Activity Four
This activity is to accompany Unit One of the Curriculum Guide.
Incorporating the C.E.L.s:
Concept Application Lesson for:
- Decision Making
- Equality
- Hierarchy
- Authoritarianism
- Politics
This concept application activity gives students an opportunity to analyze the style of decision making used in specific historical situations. It also allows students to prepare arguments for a particular style of decision making, with the goal of gaining the support of the parties affected by the decision.
Knowledge Objectives
The student will:
- know that the style of decision making influences the perception of the decision being just or unjust;
- know that injustices are sometimes rationalized and perpetuated;
- know that rights of the minority are not always protected in society;
- know that both violent and non-violent methods have been used by individuals/groups to secure their perceived rights; and,
- know that propaganda has been used to gain public support for particular positions or causes.
Skills Development
The student will:
- practice constructing a classification system that can be used to summarize and order data for presentation, discussion and analysis;
- learn to apply concepts to historical events as a method of categorizing and classifying information; and
- practice making hypotheses based on reasonable assumptions and inferences.
Values Issues
The student will:
- discuss whether the style of decision making influences whether the decision appears to be just or unjust;
- discuss whether tradition and traditional beliefs makes it difficult to achieve equality for all members of a society;
- discuss whether it is possible to secure the rights of the minority within a society;
- discuss the methods a minority could use to ensure that their rights are respected within the larger society; and,
- discuss whether violence is acceptable when it is used to achieve social justice.
Outline of the Activity
Step One:
Have student groups investigate one of the following historical situations:
- events in Paris in 1871;
- the Dreyfus Affair;
- the Irish Question; and,
- the situation within the Austrian Empire.
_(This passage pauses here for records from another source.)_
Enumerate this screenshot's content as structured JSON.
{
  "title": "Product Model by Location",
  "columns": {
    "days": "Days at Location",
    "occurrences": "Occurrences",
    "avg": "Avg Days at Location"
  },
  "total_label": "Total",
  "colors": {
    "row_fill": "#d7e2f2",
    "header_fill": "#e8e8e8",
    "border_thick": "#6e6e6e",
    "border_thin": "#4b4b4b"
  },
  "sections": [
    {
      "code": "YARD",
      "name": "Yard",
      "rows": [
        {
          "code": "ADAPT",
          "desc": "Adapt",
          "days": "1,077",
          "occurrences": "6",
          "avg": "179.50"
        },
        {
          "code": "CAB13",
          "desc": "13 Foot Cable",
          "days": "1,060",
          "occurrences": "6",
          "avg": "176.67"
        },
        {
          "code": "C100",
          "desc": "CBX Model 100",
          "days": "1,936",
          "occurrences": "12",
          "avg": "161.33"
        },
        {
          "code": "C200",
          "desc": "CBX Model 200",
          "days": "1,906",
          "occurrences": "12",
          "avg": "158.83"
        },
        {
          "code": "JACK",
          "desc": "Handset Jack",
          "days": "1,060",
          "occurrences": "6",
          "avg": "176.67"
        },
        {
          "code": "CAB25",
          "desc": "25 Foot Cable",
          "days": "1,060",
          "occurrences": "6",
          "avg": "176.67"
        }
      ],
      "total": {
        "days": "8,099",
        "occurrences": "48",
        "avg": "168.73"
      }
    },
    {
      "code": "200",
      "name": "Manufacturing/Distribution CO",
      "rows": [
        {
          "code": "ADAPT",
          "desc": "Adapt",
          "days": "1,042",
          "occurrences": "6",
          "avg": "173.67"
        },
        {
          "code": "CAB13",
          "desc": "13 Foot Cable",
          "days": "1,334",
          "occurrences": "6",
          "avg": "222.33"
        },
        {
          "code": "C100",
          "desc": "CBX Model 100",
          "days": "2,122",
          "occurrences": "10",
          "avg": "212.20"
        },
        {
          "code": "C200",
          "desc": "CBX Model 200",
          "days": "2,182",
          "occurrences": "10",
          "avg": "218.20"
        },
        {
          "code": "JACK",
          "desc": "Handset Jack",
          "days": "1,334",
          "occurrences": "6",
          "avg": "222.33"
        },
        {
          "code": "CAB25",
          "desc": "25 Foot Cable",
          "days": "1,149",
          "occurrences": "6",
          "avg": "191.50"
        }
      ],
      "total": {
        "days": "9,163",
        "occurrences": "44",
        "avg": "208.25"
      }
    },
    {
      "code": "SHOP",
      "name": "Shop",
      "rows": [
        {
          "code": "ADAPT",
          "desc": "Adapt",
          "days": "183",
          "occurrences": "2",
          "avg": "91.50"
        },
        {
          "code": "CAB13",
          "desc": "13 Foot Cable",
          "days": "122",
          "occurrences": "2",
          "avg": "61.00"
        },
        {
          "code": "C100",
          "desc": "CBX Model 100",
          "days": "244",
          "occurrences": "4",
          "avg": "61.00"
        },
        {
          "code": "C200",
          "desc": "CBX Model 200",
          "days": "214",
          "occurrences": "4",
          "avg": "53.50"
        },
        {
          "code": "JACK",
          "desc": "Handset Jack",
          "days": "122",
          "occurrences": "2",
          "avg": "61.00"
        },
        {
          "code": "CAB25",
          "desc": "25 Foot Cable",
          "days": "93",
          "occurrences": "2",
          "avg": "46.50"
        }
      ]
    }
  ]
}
The tasks of each group are to:
- indicate the major parties involved in the historical situation;
- indicate the paradigm (Theory X or Y) underlying the major decision-making process used in the historical situation;
- indicate the impact that the style of decision making had on the parties involved and on the perception of justice or injustice; and,
- decide whether a change in the decision- making process would have had a significant effect on the historical situation and the parties involved.
Groups are to present to the class their conclusions concerning the effect of the decision-making style on the particular parties in the historical situation.
Evaluation:
Each group is to prepare a short report indicating:
- the decision-making paradigm that leads to the most satisfactory decisions for the people involved; and,
- the rationale for their choice of decision-making paradigms.